Mr. Piara S. Khabra (Ealing, Southall): Is the Prime Minister aware of the existence of madrasas in Pakistan in which the indoctrination of young people in fundamentalist education takes place, preparing them for future terrorist activities? Is he also aware that there are in Pakistan centres where training in the use of weapons is carried out? Will he take the opportunity to speak to the President of Pakistan and say that those institutions should be closed to ensure that the culture of terrorism is rooted out of society?
The Prime Minister: I do not think that it is for us to start dictating to countries what they do, but I agree with my hon. Friend that it is important that we address the issue. I found, both when I was in Pakistan and out in the Gulf, that there was considerable understanding of the need for the moderate parts of Islam to regain full and proper ownership of their own religious beliefs from the
Mr. Roy Beggs (East Antrim): Does the Prime Minister share the opinion expressed by Northern Ireland Assembly Minister Brid Rodgers that only the IRA can save the Belfast agreement? Does he agree that the issue of decommissioning all illegally held weapons and explosives cannot be fudged? All terrorist organisations in Northern Ireland, whether so-called loyalists or republicans, must commit exclusively to democratic processes and sever immediately all links with other terrorist groups, such as those based in Turkey, Slovakia, Spain and, indeed, Colombia.

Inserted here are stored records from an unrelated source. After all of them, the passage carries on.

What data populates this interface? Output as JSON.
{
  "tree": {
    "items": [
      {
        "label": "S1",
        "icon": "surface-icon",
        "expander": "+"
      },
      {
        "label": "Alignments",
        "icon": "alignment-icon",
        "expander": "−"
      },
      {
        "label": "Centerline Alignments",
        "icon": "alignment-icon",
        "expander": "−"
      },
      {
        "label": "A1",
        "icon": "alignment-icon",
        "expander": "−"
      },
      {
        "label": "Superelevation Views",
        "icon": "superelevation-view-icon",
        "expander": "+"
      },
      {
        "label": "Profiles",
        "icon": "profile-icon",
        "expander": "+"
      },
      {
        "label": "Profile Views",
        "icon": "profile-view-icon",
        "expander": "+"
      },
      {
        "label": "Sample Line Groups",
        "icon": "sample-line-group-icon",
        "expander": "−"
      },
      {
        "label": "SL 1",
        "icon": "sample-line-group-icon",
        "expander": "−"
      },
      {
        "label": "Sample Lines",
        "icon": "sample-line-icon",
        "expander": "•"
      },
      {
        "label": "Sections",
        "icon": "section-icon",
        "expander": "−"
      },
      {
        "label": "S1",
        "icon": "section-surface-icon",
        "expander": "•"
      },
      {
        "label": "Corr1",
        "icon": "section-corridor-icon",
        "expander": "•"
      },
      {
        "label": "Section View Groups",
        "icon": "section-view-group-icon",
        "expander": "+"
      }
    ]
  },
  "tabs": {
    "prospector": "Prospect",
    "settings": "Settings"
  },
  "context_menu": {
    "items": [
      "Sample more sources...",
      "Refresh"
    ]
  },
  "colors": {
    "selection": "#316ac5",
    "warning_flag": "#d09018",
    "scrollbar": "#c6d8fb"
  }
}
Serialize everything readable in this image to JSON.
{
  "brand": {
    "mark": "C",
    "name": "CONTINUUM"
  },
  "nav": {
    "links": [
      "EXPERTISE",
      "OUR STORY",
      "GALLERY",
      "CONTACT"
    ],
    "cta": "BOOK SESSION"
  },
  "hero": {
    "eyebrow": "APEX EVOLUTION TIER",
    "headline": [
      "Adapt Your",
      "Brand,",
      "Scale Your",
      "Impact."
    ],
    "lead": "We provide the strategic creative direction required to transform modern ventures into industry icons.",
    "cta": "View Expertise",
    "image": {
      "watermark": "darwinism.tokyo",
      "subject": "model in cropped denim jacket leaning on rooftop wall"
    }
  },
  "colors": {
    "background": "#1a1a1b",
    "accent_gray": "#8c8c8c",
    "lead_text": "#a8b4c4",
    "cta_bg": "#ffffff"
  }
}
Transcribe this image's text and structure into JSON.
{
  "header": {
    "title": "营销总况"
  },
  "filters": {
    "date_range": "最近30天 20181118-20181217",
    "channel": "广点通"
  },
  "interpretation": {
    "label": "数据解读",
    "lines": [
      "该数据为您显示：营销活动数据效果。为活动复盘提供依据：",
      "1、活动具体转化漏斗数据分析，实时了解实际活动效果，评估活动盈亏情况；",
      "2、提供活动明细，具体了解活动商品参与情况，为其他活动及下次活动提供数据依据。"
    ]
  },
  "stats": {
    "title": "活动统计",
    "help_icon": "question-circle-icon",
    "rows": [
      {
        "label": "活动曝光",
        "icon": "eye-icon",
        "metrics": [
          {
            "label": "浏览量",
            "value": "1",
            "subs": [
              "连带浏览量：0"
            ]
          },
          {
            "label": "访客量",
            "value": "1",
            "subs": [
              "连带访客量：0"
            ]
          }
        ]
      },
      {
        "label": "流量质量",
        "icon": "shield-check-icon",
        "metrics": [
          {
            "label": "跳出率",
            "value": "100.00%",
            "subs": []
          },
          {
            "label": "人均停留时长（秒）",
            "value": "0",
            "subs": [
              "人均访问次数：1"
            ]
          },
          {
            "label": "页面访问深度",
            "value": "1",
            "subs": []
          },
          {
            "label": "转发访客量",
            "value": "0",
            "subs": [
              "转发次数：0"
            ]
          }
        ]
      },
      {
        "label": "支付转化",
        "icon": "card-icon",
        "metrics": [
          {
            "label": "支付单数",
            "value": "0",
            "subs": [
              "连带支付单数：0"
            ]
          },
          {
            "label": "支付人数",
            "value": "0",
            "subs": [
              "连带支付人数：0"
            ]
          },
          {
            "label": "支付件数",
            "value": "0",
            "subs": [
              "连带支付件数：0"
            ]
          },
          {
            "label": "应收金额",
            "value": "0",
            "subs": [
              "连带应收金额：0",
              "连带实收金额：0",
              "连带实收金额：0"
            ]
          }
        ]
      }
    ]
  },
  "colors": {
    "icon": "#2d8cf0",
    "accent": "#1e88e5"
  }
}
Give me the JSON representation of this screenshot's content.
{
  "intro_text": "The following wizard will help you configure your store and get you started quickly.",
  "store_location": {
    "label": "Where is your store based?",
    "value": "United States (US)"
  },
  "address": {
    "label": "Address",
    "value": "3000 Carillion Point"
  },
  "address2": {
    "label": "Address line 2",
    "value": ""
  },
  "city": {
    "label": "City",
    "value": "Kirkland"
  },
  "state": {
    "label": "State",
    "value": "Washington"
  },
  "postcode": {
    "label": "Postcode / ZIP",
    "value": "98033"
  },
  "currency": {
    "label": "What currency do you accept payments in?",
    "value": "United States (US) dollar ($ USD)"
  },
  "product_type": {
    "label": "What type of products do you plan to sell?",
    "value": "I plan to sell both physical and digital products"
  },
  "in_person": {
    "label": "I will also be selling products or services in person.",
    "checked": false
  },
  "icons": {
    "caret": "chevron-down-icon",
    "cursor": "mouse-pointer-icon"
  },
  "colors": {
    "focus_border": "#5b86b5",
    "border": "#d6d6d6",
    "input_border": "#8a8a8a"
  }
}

The Prime Minister: I do agree that it is important for all people to express themselves and indeed to be committed to exclusively peaceful and democratic means. Of course, that is the very reason why we are insistent that weapons are put beyond use, not merely by republicans, but by loyalists and all those groups who have acted and used terrorism in the past 30 years to do so much damage in Northern Ireland. I very much hope that, if we can get that process under way, the hon. Gentleman and his colleagues will work with us to make sure that the institutions can be given the stability that they need, derived from people's confidence that exclusively peaceful and democratic means are going to be used.
Mr. Secretary Byers, supported by the Prime Minister, Secretary Margaret Beckett, Secretary Clare Short, Mr. Secretary Reid, Mr. Secretary Murphy, Mrs. Secretary Liddell, Ms Secretary Hewitt, Secretary Estelle Morris, Secretary Tessa Jowell, Mr. Nick Raynsford and Dr. Alan Whitehead, presented a Bill to exclude from the operation of the Sex Discrimination Act 1975 and the Sex Discrimination (Northern Ireland) Order 1976 certain matters relating to the selection of candidates by political parties: And the same was read the First time; and ordered to be read a Second time tomorrow, and to be printed. Explanatory notes to be printed. [Bill 28].